The Ninth Circuit noted first that Hawaii law does not define the term "public announcement," but determined that under the plain meaning of the statute no such announcement had been made. In so doing, the Court took issue with the 9th Cir BAP's reliance on statutory context and purpose to define the term, in lieu of the plain language. Accordingly, the Ninth Circuit concluded that the Lender had violated the "public announcement" requirement of HRS 677-5.
Turning to the issue of remedies for violating foreclosure procedure, the Ninth Circuit ruled that Hawaii law requires strict compliance with the requirements of the non-judicial foreclosure statute. In so ruling, the court relied on the Hawaii Supreme Court's opinion in Lee v. HSBC Bank USA, 218 P.3d 775 (Haw. 2009), which held that non-compliance with the foreclosure statute invalidates a subsequent foreclosure sale. See also Silva v. Lopez, 5 Haw. 262, 1884 WL 6695 (1884) (technical violations of foreclosure procedures void a foreclosure sale). The Court thus concluded that the proper remedy was avoidance of the foreclosure sale.
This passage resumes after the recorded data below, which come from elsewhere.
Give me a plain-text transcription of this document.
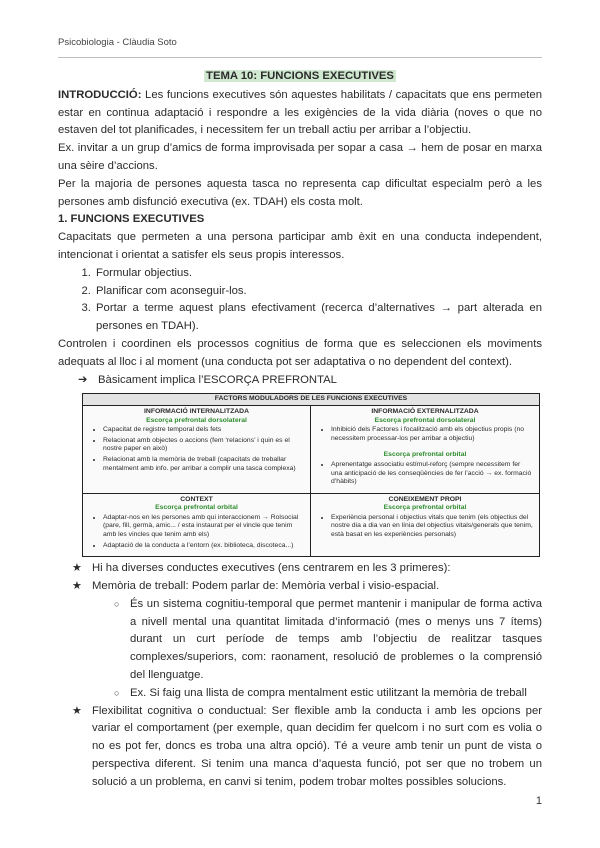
Psicobiologia - Clàudia Soto
TEMA 10: FUNCIONS EXECUTIVES

INTRODUCCIÓ: Les funcions executives són aquestes habilitats / capacitats que ens permeten estar en continua adaptació i respondre a les exigències de la vida diària (noves o que no estaven del tot planificades, i necessitem fer un treball actiu per arribar a l’objectiu.

Ex. invitar a un grup d’amics de forma improvisada per sopar a casa → hem de posar en marxa una sèire d’accions.

Per la majoria de persones aquesta tasca no representa cap dificultat especialm però a les persones amb disfunció executiva (ex. TDAH) els costa molt.

1. FUNCIONS EXECUTIVES

Capacitats que permeten a una persona participar amb èxit en una conducta independent, intencionat i orientat a satisfer els seus propis interessos.

1. Formular objectius.
2. Planificar com aconseguir-los.
3. Portar a terme aquest plans efectivament (recerca d’alternatives → part alterada en persones en TDAH).

Controlen i coordinen els processos cognitius de forma que es seleccionen els moviments adequats al lloc i al moment (una conducta pot ser adaptativa o no dependent del context).

➔ Bàsicament implica l’ESCORÇA PREFRONTAL
FACTORS MODULADORS DE LES FUNCIONS EXECUTIVES
INFORMACIÓ INTERNALITZADA
Escorça prefrontal dorsolateral
• Capacitat de registre temporal dels fets
• Relacionat amb objectes o accions (fem ‘relacions’ i quin es el nostre paper en això)
• Relacionat amb la memòria de treball (capacitats de treballar mentalment amb info. per arribar a complir una tasca complexa)
INFORMACIÓ EXTERNALITZADA
Escorça prefrontal dorsolateral
• Inhibició dels Factores i focalització amb els objectius propis (no necessitem processar-los per arribar a objectiu)
Escorça prefrontal orbital
• Aprenentatge associatiu estímul-reforç (sempre necessitem fer una anticipació de les conseqüències de fer l’acció → ex. formació d’hàbits)
CONTEXT
Escorça prefrontal orbital
• Adaptar-nos en les persones amb qui interaccionem → Rolsocial (pare, fill, germà, amic... / esta instaurat per el vincle que tenim amb les vincles que tenim amb els)
• Adaptació de la conducta a l’entorn (ex. biblioteca, discoteca...)
CONEIXEMENT PROPI
Escorça prefrontal orbital
• Experiència personal i objectius vitals que tenim (els objectius del nostre dia a dia van en línia del objectius vitals/generals que tenim, està basat en les experiències personals)
★ Hi ha diverses conductes executives (ens centrarem en les 3 primeres):
★ Memòria de treball: Podem parlar de: Memòria verbal i visio-espacial.
○ És un sistema cognitiu-temporal que permet mantenir i manipular de forma activa a nivell mental una quantitat limitada d’informació (mes o menys uns 7 ítems) durant un curt període de temps amb l’objectiu de realitzar tasques complexes/superiors, com: raonament, resolució de problemes o la comprensió del llenguatge.
○ Ex. Si faig una llista de compra mentalment estic utilitzant la memòria de treball
★ Flexibilitat cognitiva o conductual: Ser flexible amb la conducta i amb les opcions per variar el comportament (per exemple, quan decidim fer quelcom i no surt com es volia o no es pot fer, doncs es troba una altra opció). Té a veure amb tenir un punt de vista o perspectiva diferent. Si tenim una manca d’aquesta funció, pot ser que no trobem un solució a un problema, en canvi si tenim, podem trobar moltes possibles solucions.
1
The Court further ruled that breach of the mortgage contract requiring the Lender to comply with the non-judicial foreclosure statute was an alternative basis for voiding the sale.
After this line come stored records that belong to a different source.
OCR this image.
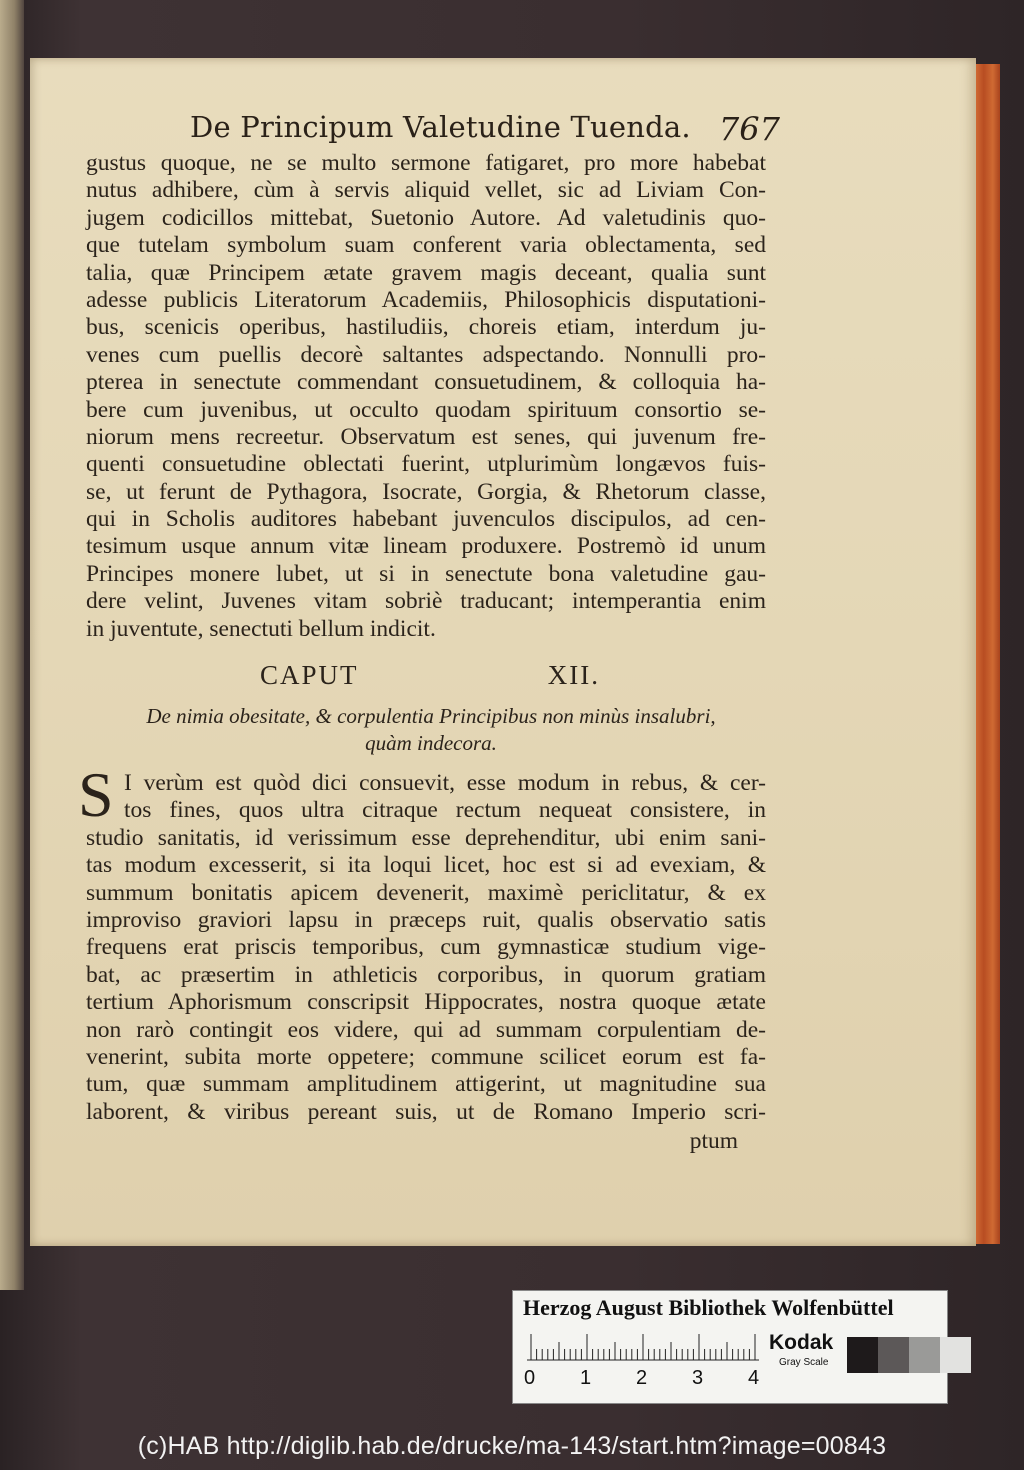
De Principum Valetudine Tuenda. 767
gustus quoque, ne se multo sermone fatigaret, pro more habebat
nutus adhibere, cùm à servis aliquid vellet, sic ad Liviam Con-
jugem codicillos mittebat, Suetonio Autore. Ad valetudinis quo-
que tutelam symbolum suam conferent varia oblectamenta, sed
talia, quæ Principem ætate gravem magis deceant, qualia sunt
adesse publicis Literatorum Academiis, Philosophicis disputationi-
bus, scenicis operibus, hastiludiis, choreis etiam, interdum ju-
venes cum puellis decorè saltantes adspectando. Nonnulli pro-
pterea in senectute commendant consuetudinem, & colloquia ha-
bere cum juvenibus, ut occulto quodam spirituum consortio se-
niorum mens recreetur. Observatum est senes, qui juvenum fre-
quenti consuetudine oblectati fuerint, utplurimùm longævos fuis-
se, ut ferunt de Pythagora, Isocrate, Gorgia, & Rhetorum classe,
qui in Scholis auditores habebant juvenculos discipulos, ad cen-
tesimum usque annum vitæ lineam produxere. Postremò id unum
Principes monere lubet, ut si in senectute bona valetudine gau-
dere velint, Juvenes vitam sobriè traducant; intemperantia enim
in juventute, senectuti bellum indicit.
CAPUT XII.
De nimia obesitate, & corpulentia Principibus non minùs insalubri,
quàm indecora.
S I verùm est quòd dici consuevit, esse modum in rebus, & cer-
tos fines, quos ultra citraque rectum nequeat consistere, in
studio sanitatis, id verissimum esse deprehenditur, ubi enim sani-
tas modum excesserit, si ita loqui licet, hoc est si ad evexiam, &
summum bonitatis apicem devenerit, maximè periclitatur, & ex
improviso graviori lapsu in præceps ruit, qualis observatio satis
frequens erat priscis temporibus, cum gymnasticæ studium vige-
bat, ac præsertim in athleticis corporibus, in quorum gratiam
tertium Aphorismum conscripsit Hippocrates, nostra quoque ætate
non rarò contingit eos videre, qui ad summam corpulentiam de-
venerint, subita morte oppetere; commune scilicet eorum est fa-
tum, quæ summam amplitudinem attigerint, ut magnitudine sua
laborent, & viribus pereant suis, ut de Romano Imperio scri-
ptum
Herzog August Bibliothek Wolfenbüttel
0 1 2 3 4
Kodak
Gray Scale
(c)HAB http://diglib.hab.de/drucke/ma-143/start.htm?image=00843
With regard to the deceptive practices claim, the Ninth Circuit agreed with the bankruptcy court's determination that because the failure to make a public announcement of the postponement of the foreclosure sale was "likely to mislead a consumer," it constituted a deceptive practice under HRS § 480-2. The Court noted, however, that (1) in order to be entitled to damages for such deceptive practice, the Debtor must demonstrate that the enumerated damages were traceable to the improper postponement of the foreclosure sale, and (2) the bankruptcy court's failure to specify the cause of the Debtor's damages could suggest that the Debtor's losses stemmed from her default rather than from the improper manner in which the postponement was handled. Accordingly, the Court remanded the case back to the bankruptcy court to determine the cause of Debtor's damages, including the loss of the property.
Moreover, in light of the its remand of the damages-causation issue, the Ninth Circuit also vacated the award of attorneys' fees. In addressing the bankruptcy court's calculation of attorneys' fees, the Court pointed out that, consistent with its recent decision in Ingram v. Oroudjian, 647 F.3d 925 (9th cir. 2011), the bankruptcy court could consider evidence of a settlement offer the Lender purportedly made to the Debtor.
In addition, the Ninth Circuit rejected the Debtor's argument that it was improper to limit the amount of attorneys' fees for the breach of contract claim to twenty-five percent of the value of the lost equity under Hawaii law. In so ruling, the Court noted that the debtor's complaint requested only monetary damages and that her subsequent election to recover the mortgaged property did not allow the amount of fees recovered to exceed the twenty-five percent statutory limit under section 607-14.